= Bonnie Annie =

Traditional song

"Bonnie Annie" (Child 24, Roud 172) is a folk ballad recorded from the Scottish and English traditions. Scottish texts are often called Bonnie Annie or The Green Banks of Yarrow, English texts are most often called The Banks of Green Willow. Other titles include The Undutiful Daughter, The High Banks O Yarrow, The Watery Grave, Green Willow, There Was a Rich Merchant that Lived in Strathdinah and The Merchant's Daughter.

The ballad has been collected from traditional singers in Britain, Ireland, and the USA.

==Synopsis==
A young woman, either a lord's or a merchant's daughter, in some versions called Annie but often nameless, is seduced by a man who is sometimes a sea captain or a squire, or his occupation isn't mentioned. She falls pregnant. He suggests she steals "some of your father's goodwill and some of your mother's money". In other versions she steals gold from her father. They go aboard a ship. On the voyage she needs "women's help", presumably to help deliver her child, but this is not available. In some variants the ship will not sail, and either the lot falls on Annie or she asks to be thrown overboard "both me and my baby", in others her lover volunteers to throw her and the baby overboard for no apparent reason. He watches her swim, in some versions until she reaches the banks of green willow. He orders her to be buried, either in a coffin made of gold, or in a coffin with golden nails.

"Oh make my love a coffin,

Of the gold that shines yellow,

And she shall be buried

By the banks of green willow."

(Collected from Mrs Overd, Langport, Somerset by Cecil Sharp in 1904.)

==Motifs==
The motif of the lots and throwing a person from the ship may be derived from the tale of Jonah. Another ballad featuring these motifs is "Brown Robyn's Confession", (Child 57, Roud 3882).

==Early versions==
===Broadsides and early printed versions===
Child published two versions, both from Scottish sources. The song doesn't seem to have been printed by broadside publishers.

===Versions collected from traditional singers===
The Banks of Green Willow variant was popular with traditional singers across the south of England, where 33 versions were collected in the early twentieth century (14 in Somerset, 8 in Devon).

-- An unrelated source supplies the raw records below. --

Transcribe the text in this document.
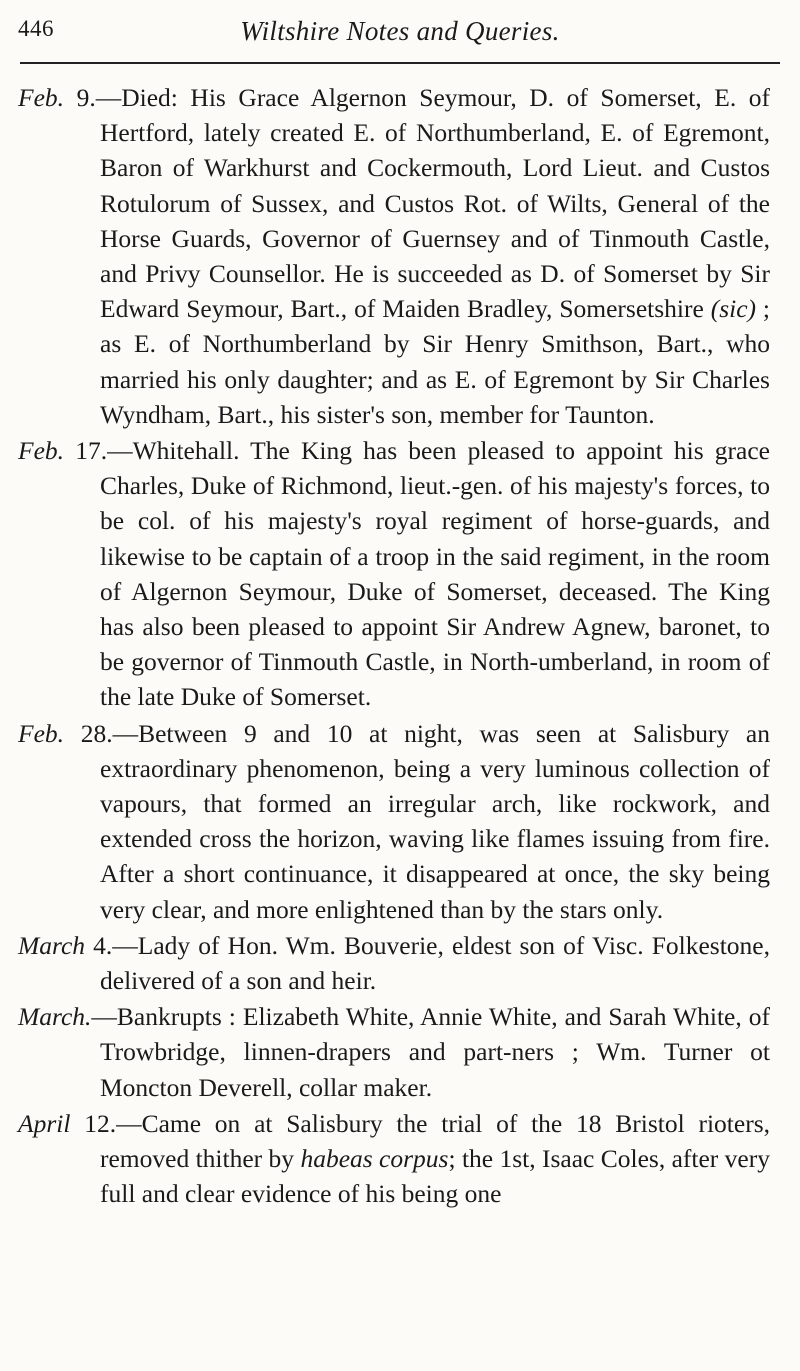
446	Wiltshire Notes and Queries.

Feb. 9.—Died: His Grace Algernon Seymour, D. of Somerset, E. of Hertford, lately created E. of Northumberland, E. of Egremont, Baron of Warkhurst and Cockermouth, Lord Lieut. and Custos Rotulorum of Sussex, and Custos Rot. of Wilts, General of the Horse Guards, Governor of Guernsey and of Tinmouth Castle, and Privy Counsellor. He is succeeded as D. of Somerset by Sir Edward Seymour, Bart., of Maiden Bradley, Somersetshire (sic) ; as E. of Northumberland by Sir Henry Smithson, Bart., who married his only daughter; and as E. of Egremont by Sir Charles Wyndham, Bart., his sister's son, member for Taunton.

Feb. 17.—Whitehall. The King has been pleased to appoint his grace Charles, Duke of Richmond, lieut.-gen. of his majesty's forces, to be col. of his majesty's royal regiment of horse-guards, and likewise to be captain of a troop in the said regiment, in the room of Algernon Seymour, Duke of Somerset, deceased. The King has also been pleased to appoint Sir Andrew Agnew, baronet, to be governor of Tinmouth Castle, in North-umberland, in room of the late Duke of Somerset.

Feb. 28.—Between 9 and 10 at night, was seen at Salisbury an extraordinary phenomenon, being a very luminous collection of vapours, that formed an irregular arch, like rockwork, and extended cross the horizon, waving like flames issuing from fire. After a short continuance, it disappeared at once, the sky being very clear, and more enlightened than by the stars only.

March 4.—Lady of Hon. Wm. Bouverie, eldest son of Visc. Folkestone, delivered of a son and heir.

March.—Bankrupts : Elizabeth White, Annie White, and Sarah White, of Trowbridge, linnen-drapers and part-ners ; Wm. Turner ot Moncton Deverell, collar maker.

April 12.—Came on at Salisbury the trial of the 18 Bristol rioters, removed thither by habeas corpus; the 1st, Isaac Coles, after very full and clear evidence of his being one
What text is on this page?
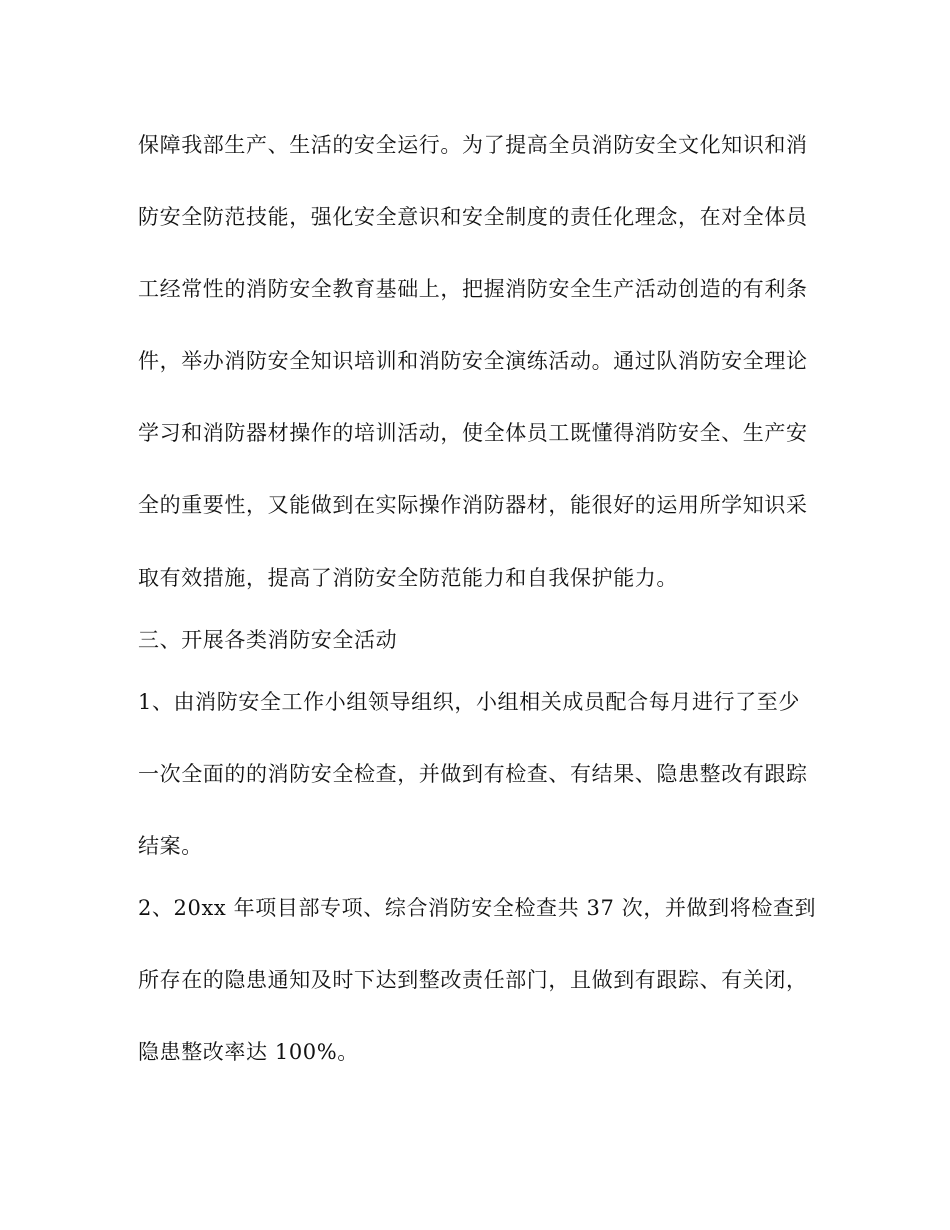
保障我部生产、生活的安全运行。为了提高全员消防安全文化知识和消
防安全防范技能，强化安全意识和安全制度的责任化理念，在对全体员
工经常性的消防安全教育基础上，把握消防安全生产活动创造的有利条
件，举办消防安全知识培训和消防安全演练活动。通过队消防安全理论
学习和消防器材操作的培训活动，使全体员工既懂得消防安全、生产安
全的重要性，又能做到在实际操作消防器材，能很好的运用所学知识采
取有效措施，提高了消防安全防范能力和自我保护能力。
三、开展各类消防安全活动
1、由消防安全工作小组领导组织，小组相关成员配合每月进行了至少
一次全面的的消防安全检查，并做到有检查、有结果、隐患整改有跟踪
结案。
2、20xx 年项目部专项、综合消防安全检查共 37 次，并做到将检查到
所存在的隐患通知及时下达到整改责任部门，且做到有跟踪、有关闭，
隐患整改率达 100%。
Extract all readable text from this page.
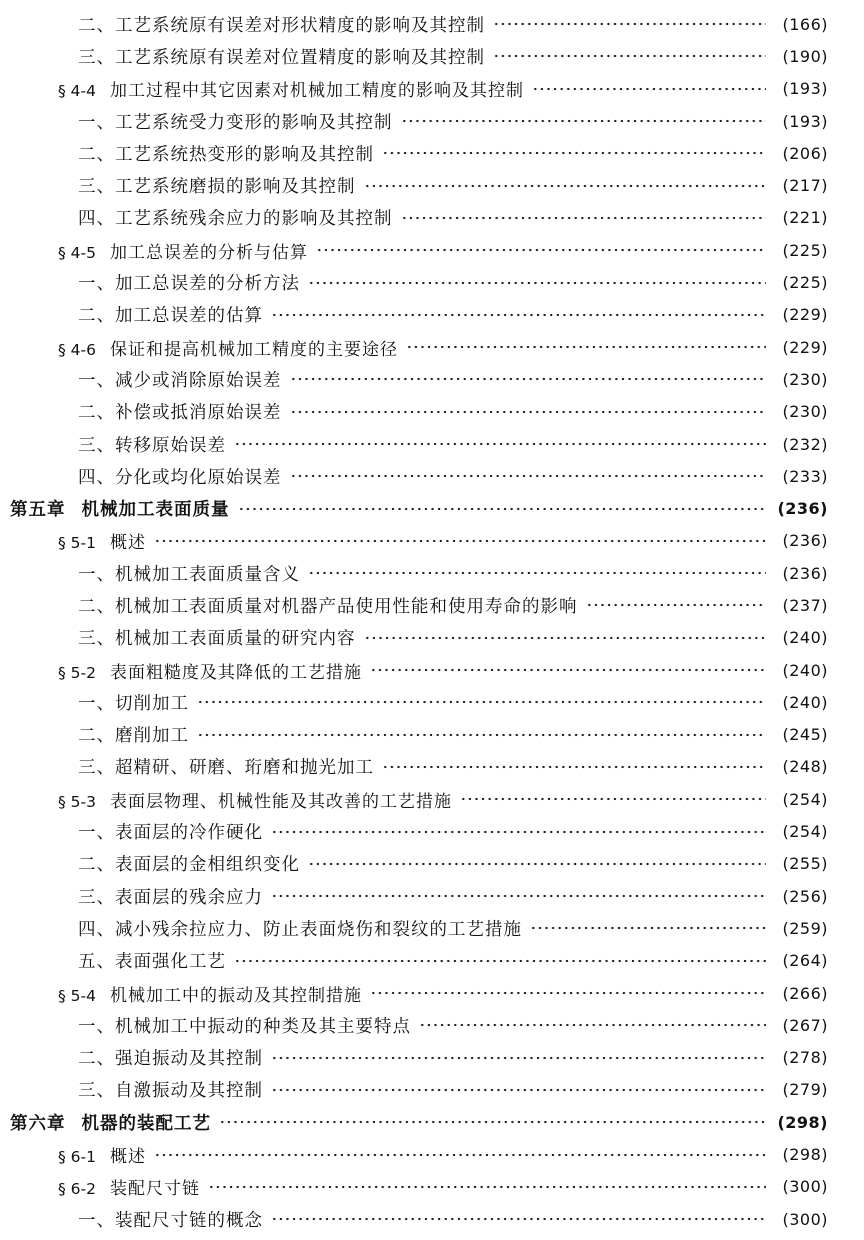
二、工艺系统原有误差对形状精度的影响及其控制	(166)
三、工艺系统原有误差对位置精度的影响及其控制	(190)
§ 4-4 加工过程中其它因素对机械加工精度的影响及其控制	(193)
一、工艺系统受力变形的影响及其控制	(193)
二、工艺系统热变形的影响及其控制	(206)
三、工艺系统磨损的影响及其控制	(217)
四、工艺系统残余应力的影响及其控制	(221)
§ 4-5 加工总误差的分析与估算	(225)
一、加工总误差的分析方法	(225)
二、加工总误差的估算	(229)
§ 4-6 保证和提高机械加工精度的主要途径	(229)
一、减少或消除原始误差	(230)
二、补偿或抵消原始误差	(230)
三、转移原始误差	(232)
四、分化或均化原始误差	(233)
第五章 机械加工表面质量	(236)
§ 5-1 概述	(236)
一、机械加工表面质量含义	(236)
二、机械加工表面质量对机器产品使用性能和使用寿命的影响	(237)
三、机械加工表面质量的研究内容	(240)
§ 5-2 表面粗糙度及其降低的工艺措施	(240)
一、切削加工	(240)
二、磨削加工	(245)
三、超精研、研磨、珩磨和抛光加工	(248)
§ 5-3 表面层物理、机械性能及其改善的工艺措施	(254)
一、表面层的冷作硬化	(254)
二、表面层的金相组织变化	(255)
三、表面层的残余应力	(256)
四、减小残余拉应力、防止表面烧伤和裂纹的工艺措施	(259)
五、表面强化工艺	(264)
§ 5-4 机械加工中的振动及其控制措施	(266)
一、机械加工中振动的种类及其主要特点	(267)
二、强迫振动及其控制	(278)
三、自激振动及其控制	(279)
第六章 机器的装配工艺	(298)
§ 6-1 概述	(298)
§ 6-2 装配尺寸链	(300)
一、装配尺寸链的概念	(300)
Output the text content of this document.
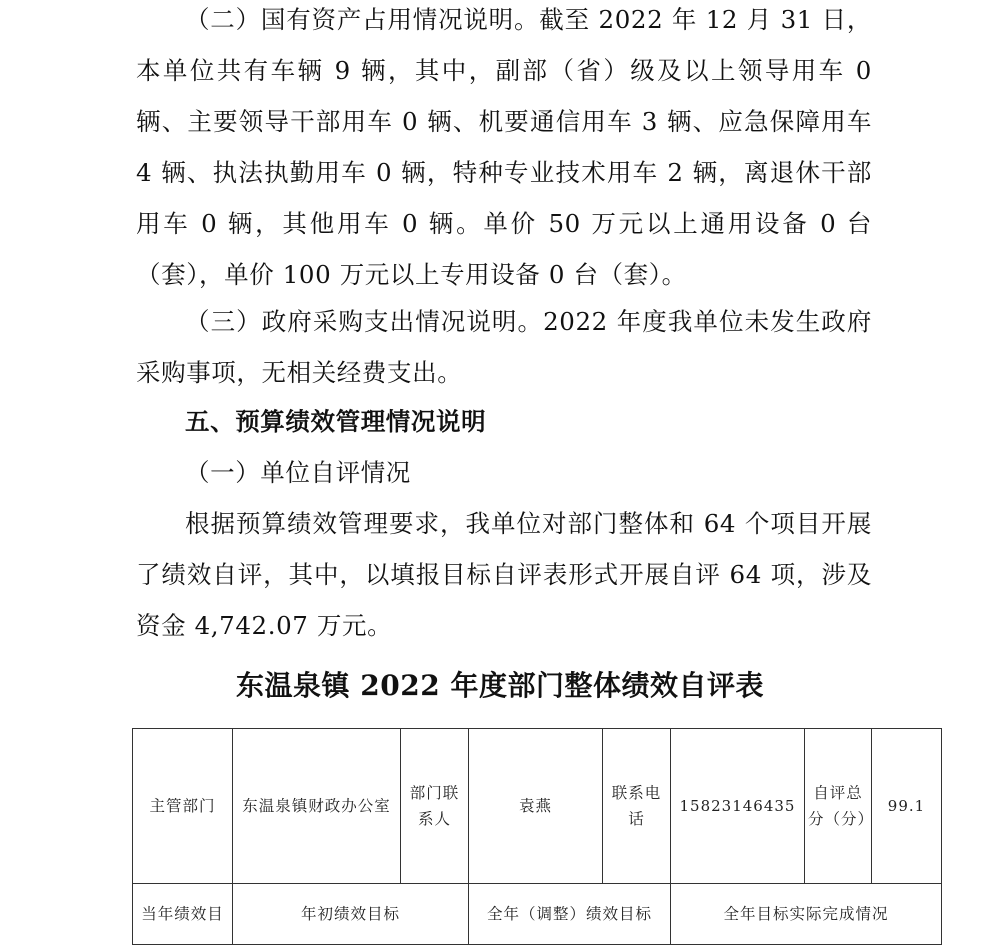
（二）国有资产占用情况说明。截至 2022 年 12 月 31 日，本单位共有车辆 9 辆，其中，副部（省）级及以上领导用车 0 辆、主要领导干部用车 0 辆、机要通信用车 3 辆、应急保障用车 4 辆、执法执勤用车 0 辆，特种专业技术用车 2 辆，离退休干部用车 0 辆，其他用车 0 辆。单价 50 万元以上通用设备 0 台（套），单价 100 万元以上专用设备 0 台（套）。

（三）政府采购支出情况说明。2022 年度我单位未发生政府采购事项，无相关经费支出。

五、预算绩效管理情况说明

（一）单位自评情况

根据预算绩效管理要求，我单位对部门整体和 64 个项目开展了绩效自评，其中，以填报目标自评表形式开展自评 64 项，涉及资金 4,742.07 万元。

东温泉镇 2022 年度部门整体绩效自评表

主管部门	东温泉镇财政办公室	部门联系人	袁燕	联系电话	15823146435	自评总分（分）	99.1
当年绩效目	年初绩效目标		全年（调整）绩效目标		全年目标实际完成情况		
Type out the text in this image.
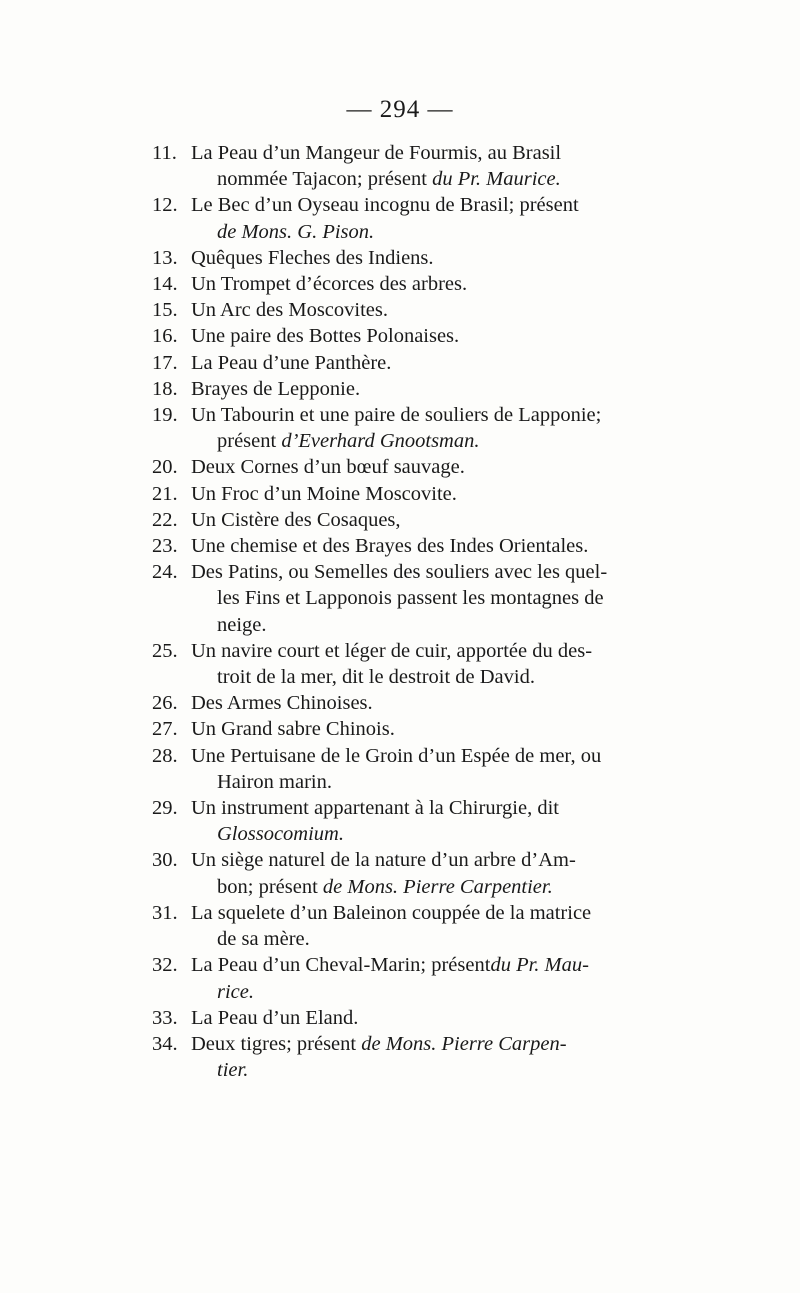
— 294 —
11. La Peau d’un Mangeur de Fourmis, au Brasil
nommée Tajacon; présent du Pr. Maurice.
12. Le Bec d’un Oyseau incognu de Brasil; présent
de Mons. G. Pison.
13. Quêques Fleches des Indiens.
14. Un Trompet d’écorces des arbres.
15. Un Arc des Moscovites.
16. Une paire des Bottes Polonaises.
17. La Peau d’une Panthère.
18. Brayes de Lepponie.
19. Un Tabourin et une paire de souliers de Lapponie;
présent d’Everhard Gnootsman.
20. Deux Cornes d’un bœuf sauvage.
21. Un Froc d’un Moine Moscovite.
22. Un Cistère des Cosaques,
23. Une chemise et des Brayes des Indes Orientales.
24. Des Patins, ou Semelles des souliers avec les quel-
les Fins et Lapponois passent les montagnes de
neige.
25. Un navire court et léger de cuir, apportée du des-
troit de la mer, dit le destroit de David.
26. Des Armes Chinoises.
27. Un Grand sabre Chinois.
28. Une Pertuisane de le Groin d’un Espée de mer, ou
Hairon marin.
29. Un instrument appartenant à la Chirurgie, dit
Glossocomium.
30. Un siège naturel de la nature d’un arbre d’Am-
bon; présent de Mons. Pierre Carpentier.
31. La squelete d’un Baleinon couppée de la matrice
de sa mère.
32. La Peau d’un Cheval-Marin; présentdu Pr. Mau-
rice.
33. La Peau d’un Eland.
34. Deux tigres; présent de Mons. Pierre Carpen-
tier.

One version was collected in Gloucestershire and another from the Shropshire singer Fred Jordan. 11 versions under various titles were collected in Scotland, one in Ireland and two in the US, both in Maine. Cecil Sharp reported the song as "very generally sung throughout Somerset".

==Recordings==
===Field recordings===
There are two 1909 wax cylinder recordings of a workhouse worker named David Clements in Basingstoke, Hampshire, England in the British Library Sound Archive, one recorded by George Butterworth, the other by Ralph Vaughan Williams, both of which are publicly available. Since one seems to pick up where the other leaves off it seems possible that they were recorded on the same day in 1909.

A farm servant called George Hay (1878–1954) from the village of Portsoy in Aberdeenshire, Scotland was recorded singing a version of the song in 1952, which can be heard on the Tobar an Dualchais website.

Peter Kennedy later recorded a Mrs. Maguire of Belfast singing "The Green Banks of Yarrow" variant.

===Recordings by revival singers and groups===
This song has frequently been recorded by folk singers including A.L. Lloyd, Ewan McColl and Peggy Seeger, Nic Jones, Martin Carthy, Tony Rose, Dick Gaughan, Alison McMorland and Peta Webb as The Green Banks of Yarrow, Steve Turner as Bonnie Annie, Patti Reid as Bonnie Annie.

==Cultural Influences==
The tune of a version of The Banks of Green Willows collected by George Butterworth and Ralph Vaughan Williams was used by Butterworth in his orchestral piece "The Banks of Green Willow" composed in 1913.

==Discussion==
George Ritchie Kinloch, Child's source for one of his versions, states in his notes to "Bonnie Annie" that

"There is a prevalent belief among sea-faring people, that, if a person who has committed any heinous crime be on ship-board, the vessel, as if conscious of its guilty burden, becomes unmanageable, and will not sail till the offender is removed: to discover whom, they usually resort to the trial of those on board, by casting lots; and the individual upon whom the lot falls is declared the criminal, it being believed that Divine Providence interposes in this manner to point out the guilty person."

==Adaptations==
Reverend Sabine Baring-Gould adapted the tale as The Undutiful Daughter in Old English Fairy Tales: a vain and haughty princess consults with a "gypsy" or witch character, who prophesizes she will marry a king, be carried in carriage driven by thousand white-maned horses, be attended by servants in blue, sleep in a golden bed beneath "a curtain of living green". It turns out that her destiny was an unfortunate one: the golden bed was her coffin, and the curtain of living green was a weeping willow.